There's a comic coming out this week that I thought I should review, as I read it quite some time ago. And The Greatest American Hero is tangentially involved!
For those of you who don't know, William Katt has started a comics company, Catastrophic Comics. This might not be the best name for a company, as why would you want your comics to be catastrophic, but if they're quality books, it won't matter, right? Well, the first comic from the company, Sparks #1, is coming on this Wednesday, and I wanted to give it a look. So thanks to Christopher Folino, the writer, who let me read the first issue. How do they stand up?
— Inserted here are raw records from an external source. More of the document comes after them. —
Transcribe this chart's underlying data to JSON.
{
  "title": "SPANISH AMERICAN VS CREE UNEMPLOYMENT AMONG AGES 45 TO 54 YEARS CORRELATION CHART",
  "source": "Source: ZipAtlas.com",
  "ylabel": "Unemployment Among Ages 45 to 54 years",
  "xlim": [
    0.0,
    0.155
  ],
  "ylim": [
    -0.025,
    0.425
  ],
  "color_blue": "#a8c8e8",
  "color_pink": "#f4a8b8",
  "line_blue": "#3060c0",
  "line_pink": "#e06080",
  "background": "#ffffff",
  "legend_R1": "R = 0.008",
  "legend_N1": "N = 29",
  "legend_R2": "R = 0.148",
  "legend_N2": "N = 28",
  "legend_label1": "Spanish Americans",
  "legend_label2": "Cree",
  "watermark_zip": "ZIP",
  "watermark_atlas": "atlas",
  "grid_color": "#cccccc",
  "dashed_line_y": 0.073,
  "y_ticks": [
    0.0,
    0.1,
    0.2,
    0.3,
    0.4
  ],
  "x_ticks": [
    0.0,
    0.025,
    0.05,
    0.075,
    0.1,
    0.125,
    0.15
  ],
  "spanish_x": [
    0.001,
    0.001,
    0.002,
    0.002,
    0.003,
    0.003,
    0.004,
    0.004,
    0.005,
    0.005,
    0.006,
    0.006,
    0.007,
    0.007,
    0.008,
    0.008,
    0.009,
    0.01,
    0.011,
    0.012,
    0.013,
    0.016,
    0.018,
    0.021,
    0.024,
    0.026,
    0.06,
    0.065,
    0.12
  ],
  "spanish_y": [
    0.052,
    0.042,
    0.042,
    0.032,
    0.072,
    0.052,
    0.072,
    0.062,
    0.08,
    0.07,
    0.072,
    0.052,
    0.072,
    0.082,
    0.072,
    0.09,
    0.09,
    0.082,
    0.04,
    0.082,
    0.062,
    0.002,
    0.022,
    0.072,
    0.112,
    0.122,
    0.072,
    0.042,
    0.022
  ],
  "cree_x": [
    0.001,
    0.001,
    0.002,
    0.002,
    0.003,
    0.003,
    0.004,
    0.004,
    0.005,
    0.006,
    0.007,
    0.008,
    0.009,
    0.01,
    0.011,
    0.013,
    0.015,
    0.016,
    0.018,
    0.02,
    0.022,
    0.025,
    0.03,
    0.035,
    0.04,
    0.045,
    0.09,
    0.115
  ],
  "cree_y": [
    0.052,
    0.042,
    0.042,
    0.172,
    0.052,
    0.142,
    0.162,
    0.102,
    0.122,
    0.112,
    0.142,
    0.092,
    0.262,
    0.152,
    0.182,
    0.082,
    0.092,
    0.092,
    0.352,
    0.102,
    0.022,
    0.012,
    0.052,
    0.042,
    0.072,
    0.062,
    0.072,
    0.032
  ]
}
We begin with the proverbial dark and stormy night. We're in a gloomy city, and a bloodied man staggers into a police station and wants to report a murder. The man is named Sparks, and the cop knows him well, from what we can tell. Sparks wants to tell his origin story, and we see him when he's thirteen and his family's car gets hit by a train carrying some kind of weird red stuff that drenches him. This naturally gives him superpowers, and he becomes a superhero. Why not? He moves to the city and fights crime. He realizes he needs a partner, and one night he meets one: A woman named Serenity (at least I'm pretty sure that's her name, as Sparks never actually calls her by name). They have an instant connection (a sexual one, of course) and become partners. Everything is wonderful for a year, but it can't last, can it? There's a bad guy, there's a problem, and things go bad.
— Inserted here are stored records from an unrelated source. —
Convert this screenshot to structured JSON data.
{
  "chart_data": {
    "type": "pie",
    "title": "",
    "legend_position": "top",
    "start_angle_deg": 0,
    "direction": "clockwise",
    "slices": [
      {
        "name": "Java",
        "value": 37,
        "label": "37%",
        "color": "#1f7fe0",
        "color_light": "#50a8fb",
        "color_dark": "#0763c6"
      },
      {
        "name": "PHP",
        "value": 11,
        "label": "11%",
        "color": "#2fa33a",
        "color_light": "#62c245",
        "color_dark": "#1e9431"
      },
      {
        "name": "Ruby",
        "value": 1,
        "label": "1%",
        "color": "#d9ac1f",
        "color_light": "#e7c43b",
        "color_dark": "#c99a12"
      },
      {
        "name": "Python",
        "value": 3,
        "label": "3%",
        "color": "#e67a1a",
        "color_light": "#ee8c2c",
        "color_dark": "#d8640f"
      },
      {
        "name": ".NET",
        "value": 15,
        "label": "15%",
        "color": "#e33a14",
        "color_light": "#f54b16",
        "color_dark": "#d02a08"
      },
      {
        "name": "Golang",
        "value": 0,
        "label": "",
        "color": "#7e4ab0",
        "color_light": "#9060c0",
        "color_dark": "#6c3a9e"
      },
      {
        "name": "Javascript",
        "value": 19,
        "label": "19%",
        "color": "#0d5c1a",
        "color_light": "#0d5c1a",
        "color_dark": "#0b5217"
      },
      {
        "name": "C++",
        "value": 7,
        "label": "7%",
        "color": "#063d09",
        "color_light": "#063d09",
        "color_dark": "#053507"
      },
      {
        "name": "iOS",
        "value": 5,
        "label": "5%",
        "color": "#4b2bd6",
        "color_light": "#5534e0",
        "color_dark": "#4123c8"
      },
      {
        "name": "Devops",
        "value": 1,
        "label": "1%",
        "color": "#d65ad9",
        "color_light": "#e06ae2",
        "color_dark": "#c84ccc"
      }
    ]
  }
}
Folino does a decent job setting everything up. He doesn't re-invent the wheel, but the noir feel he establishes in the first few pages sets a good mood, and as the book takes place in the late 1940s, there's some nice touches placing the book in the time period. Folino doesn't even do much in terms of writing - a lot of the book is silent, and Folino allows the art to tell the story. JM Ringuet, who provides the art, does a great job. His blocky figures don't seem to fit well with a superhero book, but this is much more a noir tale than a superhero one, and Ringuet gives us a great feel for the period and for the spookiness of the city. He has a couple of gorgeous splash pages that really sink us into the book, and when Sparks and Serenity are trying to figure out what's going in the latter part of the book, Ringuet's strong art is all the storytelling that is needed - we get a perfect sense of the scene, and the tension rises immeasurably, largely because it's silent. The cliffhanger is fairly typical, but that doesn't mean it's not effective.
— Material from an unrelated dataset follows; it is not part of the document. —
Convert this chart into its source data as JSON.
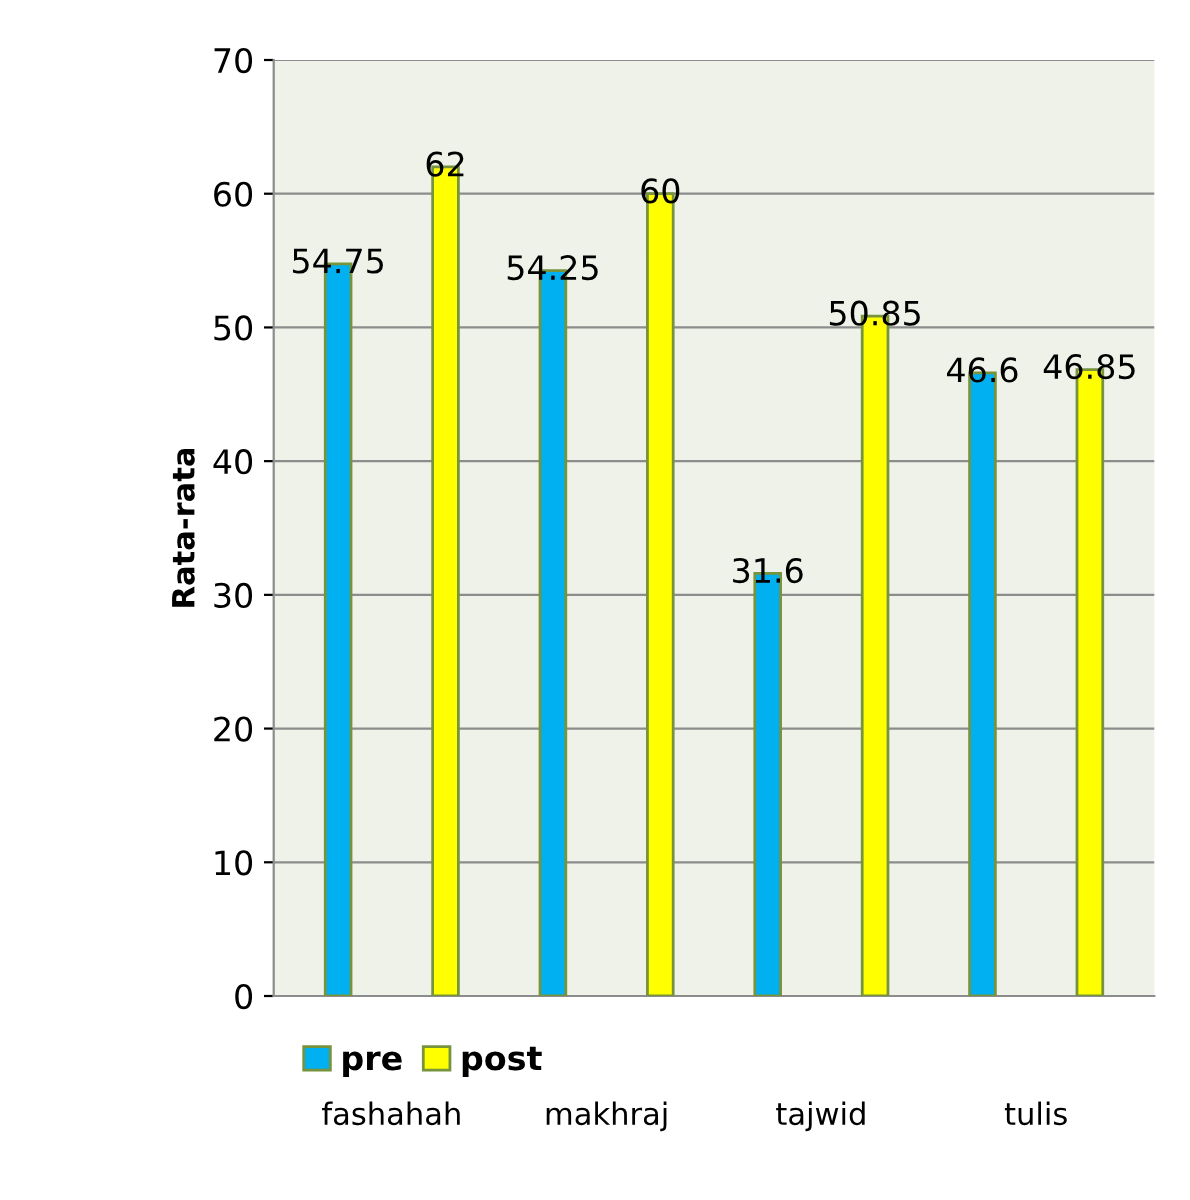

I'd like to tell you more about the series, but my links for issue #2 don't seem to be working (and I never got around to reading it before, so I can't even give you a vague sense of what happens). I'm intrigued as to where the story is going, and as you know, I'm a bit of a sucker for noir stories, especially those set during the "golden age" of noir, as this is. If the story is a bit familiar, Ringuet's art makes up for it, and the fact that Sparks is covered in blood at the beginning and reporting a murder is certainly intriguing, because it leads us into a situation where he's the narrator, and he could be lying. That's always fun. Ringuet mentions on his blog that there are a lot of twists and turns in the story, so I'm looking forward to that.
Catastrophic has the first six pages at their web site (follow the link above) if you're interested in checking it out. It's an eight-issue mini-series, and it's always nice when a new comic book company shows up, so if you see it on the shelves this week, give it a look. What do you have to lose?